Bir amacı olmalı insanın, rüzgara karşı boyun eğmemek için. Ne istediğini bilmeli ve onun uğruna mücadele etmeli asla pes etmeden.
Yenik düşse dahi sert rüzgarlara, yine yeniden ayağa kalkmayı başarabilmeli çoğu zaman. Hani derler ya yere düşsen dahi bir avuç toprak ile ayağa kalkacaksın, o misal . Başına gelenleri kabullenip düştüğün yerde kalmak yerine bütün bu olanlardan ders çıkarıp eskisinden daha güçlü ayağa kalkmalısın yeniden. Küllerinden yeniden doğmak dedikleri bu olsa gerek.

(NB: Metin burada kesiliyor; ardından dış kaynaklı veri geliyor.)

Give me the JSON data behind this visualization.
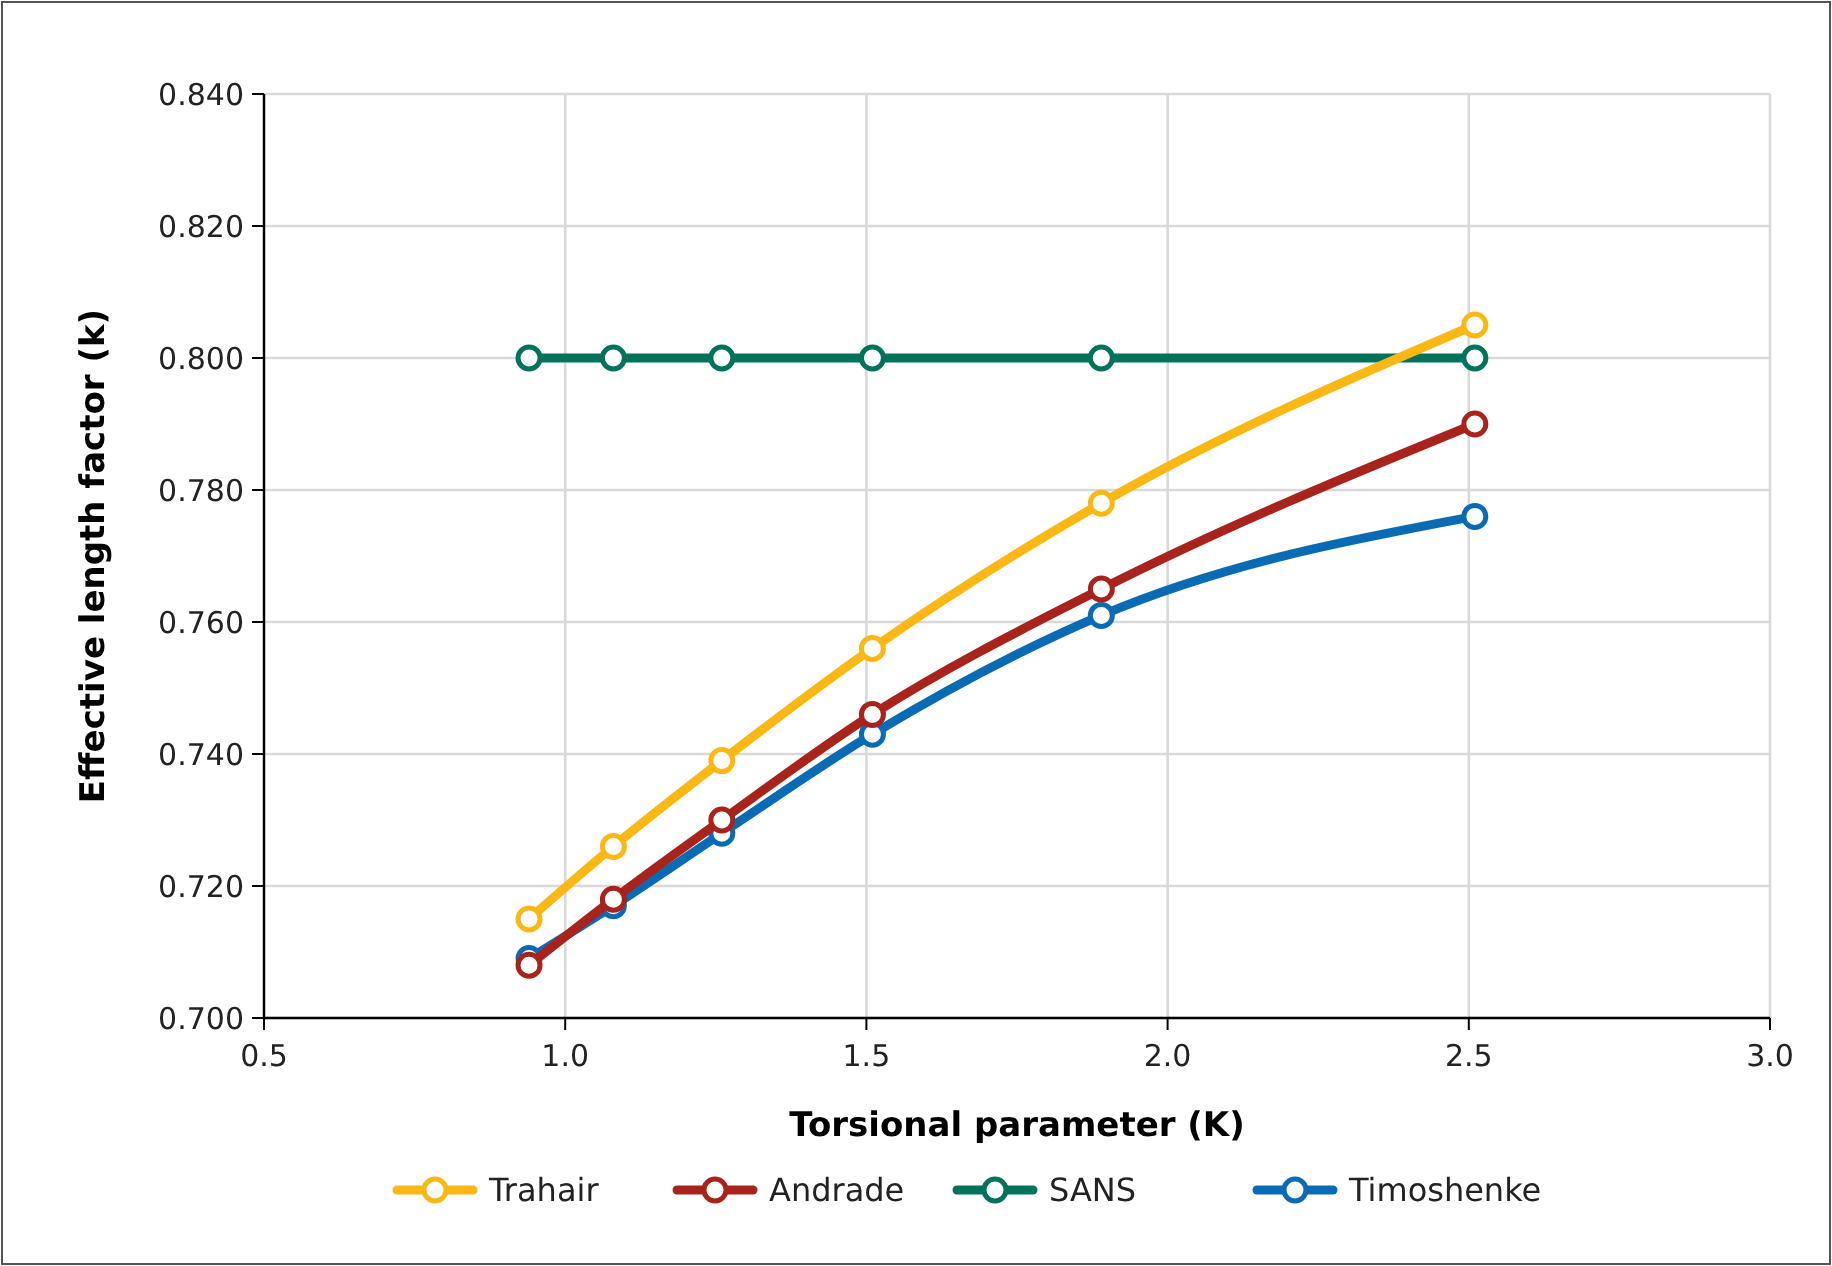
{
  "chart_data": {
    "type": "line",
    "xlabel": "Torsional parameter (K)",
    "ylabel": "Effective length factor (k)",
    "x": [
      0.94,
      1.08,
      1.26,
      1.51,
      1.89,
      2.51
    ],
    "series": [
      {
        "name": "Trahair",
        "color": "#fbb713",
        "values": [
          0.715,
          0.726,
          0.739,
          0.756,
          0.778,
          0.805
        ]
      },
      {
        "name": "Andrade",
        "color": "#a8231b",
        "values": [
          0.708,
          0.718,
          0.73,
          0.746,
          0.765,
          0.79
        ]
      },
      {
        "name": "SANS",
        "color": "#00735a",
        "values": [
          0.8,
          0.8,
          0.8,
          0.8,
          0.8,
          0.8
        ]
      },
      {
        "name": "Timoshenke",
        "color": "#0a6bb5",
        "values": [
          0.709,
          0.717,
          0.728,
          0.743,
          0.761,
          0.776
        ]
      }
    ],
    "xlim": [
      0.5,
      3.0
    ],
    "xticks": [
      {
        "value": 0.5,
        "label": "0.5"
      },
      {
        "value": 1.0,
        "label": "1.0"
      },
      {
        "value": 1.5,
        "label": "1.5"
      },
      {
        "value": 2.0,
        "label": "2.0"
      },
      {
        "value": 2.5,
        "label": "2.5"
      },
      {
        "value": 3.0,
        "label": "3.0"
      }
    ],
    "ylim": [
      0.7,
      0.84
    ],
    "yticks": [
      {
        "value": 0.7,
        "label": "0.700"
      },
      {
        "value": 0.72,
        "label": "0.720"
      },
      {
        "value": 0.74,
        "label": "0.740"
      },
      {
        "value": 0.76,
        "label": "0.760"
      },
      {
        "value": 0.78,
        "label": "0.780"
      },
      {
        "value": 0.8,
        "label": "0.800"
      },
      {
        "value": 0.82,
        "label": "0.820"
      },
      {
        "value": 0.84,
        "label": "0.840"
      }
    ],
    "grid": true,
    "legend": "bottom",
    "marker": "circle",
    "line_style": "solid"
  }
}
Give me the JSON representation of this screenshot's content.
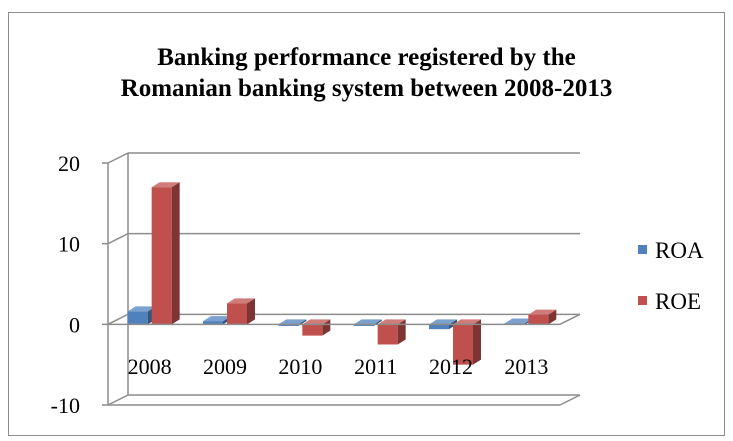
{
  "chart_data": {
    "type": "bar",
    "style": "3d-clustered-column",
    "title_lines": [
      "Banking performance registered by the",
      "Romanian banking system between 2008-2013"
    ],
    "categories": [
      "2008",
      "2009",
      "2010",
      "2011",
      "2012",
      "2013"
    ],
    "series": [
      {
        "name": "ROA",
        "color": "#4f81bd",
        "values": [
          1.6,
          0.4,
          -0.2,
          -0.2,
          -0.6,
          0.1
        ]
      },
      {
        "name": "ROE",
        "color": "#c0504d",
        "values": [
          17.0,
          2.6,
          -1.4,
          -2.5,
          -5.0,
          1.2
        ]
      }
    ],
    "ylim": [
      -10,
      20
    ],
    "yticks": [
      "-10",
      "0",
      "10",
      "20"
    ],
    "ytick_values": [
      -10,
      0,
      10,
      20
    ],
    "grid": true,
    "legend_position": "right"
  }
}
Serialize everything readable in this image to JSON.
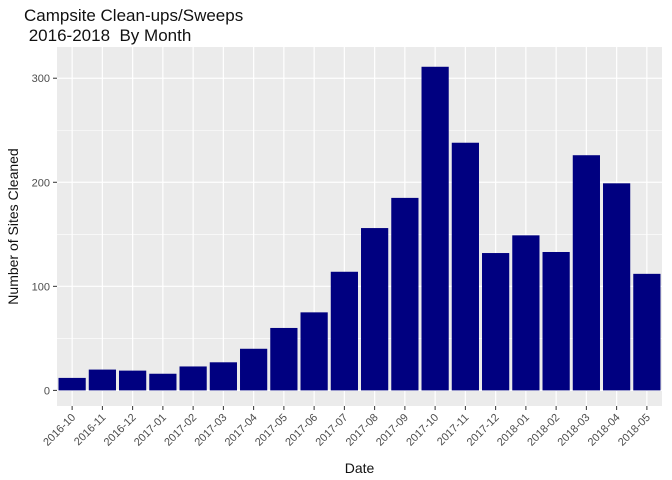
{
  "chart_data": {
    "type": "bar",
    "title": "Campsite Clean-ups/Sweeps\n 2016-2018  By Month",
    "xlabel": "Date",
    "ylabel": "Number of Sites Cleaned",
    "categories": [
      "2016-10",
      "2016-11",
      "2016-12",
      "2017-01",
      "2017-02",
      "2017-03",
      "2017-04",
      "2017-05",
      "2017-06",
      "2017-07",
      "2017-08",
      "2017-09",
      "2017-10",
      "2017-11",
      "2017-12",
      "2018-01",
      "2018-02",
      "2018-03",
      "2018-04",
      "2018-05"
    ],
    "values": [
      12,
      20,
      19,
      16,
      23,
      27,
      40,
      60,
      75,
      114,
      156,
      185,
      311,
      238,
      132,
      149,
      133,
      226,
      199,
      112
    ],
    "ylim": [
      -15,
      330
    ],
    "yticks": [
      0,
      100,
      200,
      300
    ],
    "grid": true,
    "bar_color": "#000080",
    "panel_background": "#ebebeb"
  }
}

Hayat adını verdiğimiz bu yolda emin adımlarla ilerlersen ne rüzgarlar ne de fırtınalar düşürebilir seni. Çünkü bir amacın var ve ne istediğini biliyorsun. O amaç uğruna yürüdüğün tüm yollar seni istediğine kavuşturmak için iş birliği yapacak. Elbette bu yollar yokuş aşağı olmayacak. Öncelikle o yokuşu gerek koşarak gerekse tırnaklarınla kazıyarak çıkacaksın. Martin Luther King: “Uçamazsan koş, koşamazsan yürü, yürüyemezsen sürün. Ama ne yaparsan yap ilerlemek zorundasın.” Sözü aslında tüm bu yazılanları özetliyor gibi.
Belirsizlik, kararsızlık, ertelemecilik gibi davranışlar amaca ulaşmayı engelleyen tuzaklardan sadece birkaçıdır. Bu tuzaklara düşmemek için harekete geçmek gerekir. Yarın değil, hemen şimdi. Çünkü yarın çok geç olabilir. Acaba değil, belki değil; o mu bu mu değil. O!
Ne istediğini bilen bir insan bu kez sağa sola savrulan bir yaprak değil, nereye estiği belli olan rüzgar olacak. Bu kez roller değişecek ve bir rüzgar gibi esip geçen, ne istediğini bilen bir insanın öyküsü başlayacak. Kalem de sensin, kağıt da sensin. İyi bir yazar olmak senin elinde.